XComp avatar Aug 24 '22 12:08 XComp

they're logically resolved simultaneously. That is, if you resolve CURATOR-644, you resolve CURATOR-645 - they're the same sort.

In another word, you can check out the diff and tell me how to split it up into two PRs.

I was thinking about it once more. CURATOR-645 could be covered separately in my opinion. CURATOR-645 was identified in FLINK-27078 where we run almost no logic before revoking the leadership by calling LeaderLatch#close. That caused the current leader's LeaderLatch instance to trigger its child node deletion while other LeaderLatch instances were right within setting up the watcher for its child node's predecessor.

Hence, I see CURATOR-645 being not that tightly related with the reconnect issue covered in CURATOR-644. CURATOR-645 just needs to be resolved before CURATOR-644 can be resolved.

Anyway, the changes are not that big in the end that we couldn't resolve both in the same PR. ¯_(ツ)_/¯

XComp avatar Aug 29 '22 13:08 XComp

Thanks for your inputs @XComp!

I'll try to integrate your comment this week or the next.

Since we merge several fixes into the master branch, and there're users asking for a new release, if we don't have a consensus on this patch, I'll push the changes on debug logging first so that reporters of CURATOR-644 and CURATOR-645 can use the new version to provide an exact error log output :)

tisonkun avatar Aug 30 '22 12:08 tisonkun

Updated.

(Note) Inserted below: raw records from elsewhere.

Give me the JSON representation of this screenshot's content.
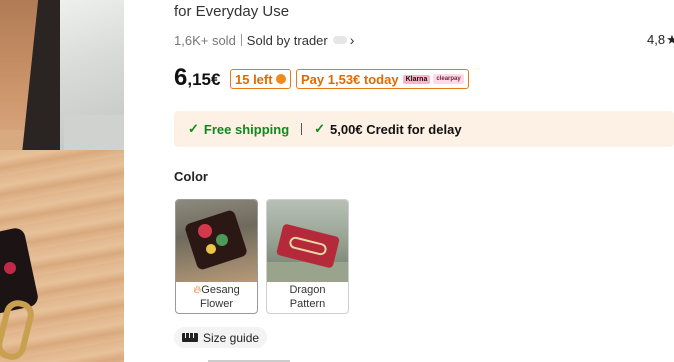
{
  "product": {
    "title_tail": "for Everyday Use",
    "sold_count": "1,6K+ sold",
    "sold_by": "Sold by trader",
    "rating": "4,8",
    "price_int": "6",
    "price_dec": ",15€",
    "stock_badge": "15 left",
    "pay_badge": "Pay 1,53€ today",
    "klarna_label": "Klarna",
    "clearpay_label": "clearpay"
  },
  "shipping": {
    "free": "Free shipping",
    "credit": "5,00€ Credit for delay"
  },
  "color": {
    "label": "Color",
    "options": [
      {
        "line1": "Gesang",
        "line2": "Flower",
        "selected": true
      },
      {
        "line1": "Dragon",
        "line2": "Pattern",
        "selected": false
      }
    ]
  },
  "size_guide": "Size guide",
  "colors": {
    "accent_orange": "#e06a00",
    "success_green": "#108a1a",
    "ship_bar_bg": "#fdf1e6"
  },
  "icons": [
    "check-icon",
    "chevron-right-icon",
    "star-icon",
    "clock-icon",
    "fire-drop-icon",
    "ruler-icon"
  ]
}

I believe this patch is ready to merge.

Please help with reviewing @eolivelli @Randgalt @cammckenzie

tisonkun avatar Sep 11 '22 16:09 tisonkun

@eolivelli @cammckenzie @Randgalt Perhaps we can release a 5.4.0 later this month and I'd ask for a review on this patch for a consensus whether we include it or only the debug logging part.

tisonkun avatar Sep 21 '22 02:09 tisonkun

Merging...

I'm looking into a related change #398 and then prepare the next release.

tisonkun avatar Sep 27 '22 03:09 tisonkun